Few things get Coloradans as riled up as access to our public lands. The debate tends to rage on numerous fronts, but by far the most contentious battles are fought over off-road vehicle access: where, when, how and when is enough enough?

Officials with the Pike-San Isabel National Forest in southern-central Colorado touched off a powder keg of controversy recently when they issued a Motor Vehicle Use Map (MVUM) that conservationists say includes more than 500 miles of illegal roads and tracks – or “rogue” trails – formed by all-terrain vehicles (ATVs) or motorcycles over the years.

The groups filed suit last week in U.S. District Court alleging the U.S. Forest Service failed to properly vet the roads for environmental impacts, including their potential effect on endangered species and other recreational activities such as hiking and biking.

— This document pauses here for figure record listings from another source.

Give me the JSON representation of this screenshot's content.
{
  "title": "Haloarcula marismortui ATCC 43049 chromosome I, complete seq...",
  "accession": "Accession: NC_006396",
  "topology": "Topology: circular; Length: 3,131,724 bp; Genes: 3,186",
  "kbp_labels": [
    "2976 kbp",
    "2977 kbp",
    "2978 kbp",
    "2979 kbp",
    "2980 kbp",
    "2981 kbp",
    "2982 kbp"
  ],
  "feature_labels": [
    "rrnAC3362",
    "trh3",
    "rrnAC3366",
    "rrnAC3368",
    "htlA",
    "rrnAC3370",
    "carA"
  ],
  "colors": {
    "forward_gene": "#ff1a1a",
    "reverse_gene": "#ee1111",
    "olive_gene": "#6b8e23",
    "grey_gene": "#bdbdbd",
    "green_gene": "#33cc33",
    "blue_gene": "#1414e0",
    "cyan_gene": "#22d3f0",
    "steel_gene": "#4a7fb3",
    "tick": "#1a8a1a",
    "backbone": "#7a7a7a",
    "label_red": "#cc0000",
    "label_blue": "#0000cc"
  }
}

Represented by the environmental law firm Earthjustice, the groups include the Quiet Use Coalition, Great Old Broads for Wilderness, Center for Native Ecosystems, Wildlands CPR and The Wilderness Society. The groups also say the roads were added without any public input.

Critics claim that the more than 800 trails, roads and tracks will only add to a USFS maintenance and upgrade backlog on the existing network in the Pike-San Isabel National Forest, which is in the top 10 most popular national forests in the United States. The Forest Service is currently $16 million behind in just maintaining existing roads, the groups claim.

“I’m really upset because this forest means so much to me and my family,” Quiet Use Coalition President Alan Heald said in a release “Everyone knows that this forest’s management and enforcement of [off-road vehicles] has been lackadaisical for decades. But now, instead of utilizing the new rules to rein it in, they are attempting to officially lock in the decades of illegal use without a public and environmental process.”

Heald is an avid hiker who says he has dealt with years of off-road vehicle trespass problems around his family’s mining claim in the Pike-San Isabel.

Off-road vehicle groups in other parts of the state have battled with lower-impact forest users over inclusion of new public lands in wilderness proposals in the White River National Forest, where the Hidden Gems proposal sparked heated debate in recent years.

A watered down version of that proposal was proposed by U.S. Rep. Jared Polis, D-Boulder, in the last session of Congress. Its fate remains uncertain in the current Republican-controlled House.

And for years now Colorado has been working through a laborious process to craft its own rules for managing federal public lands designated as “roadless” areas. The state is seeking certain exemptions for ski area expansion and extractive industries such as gas drilling and logging.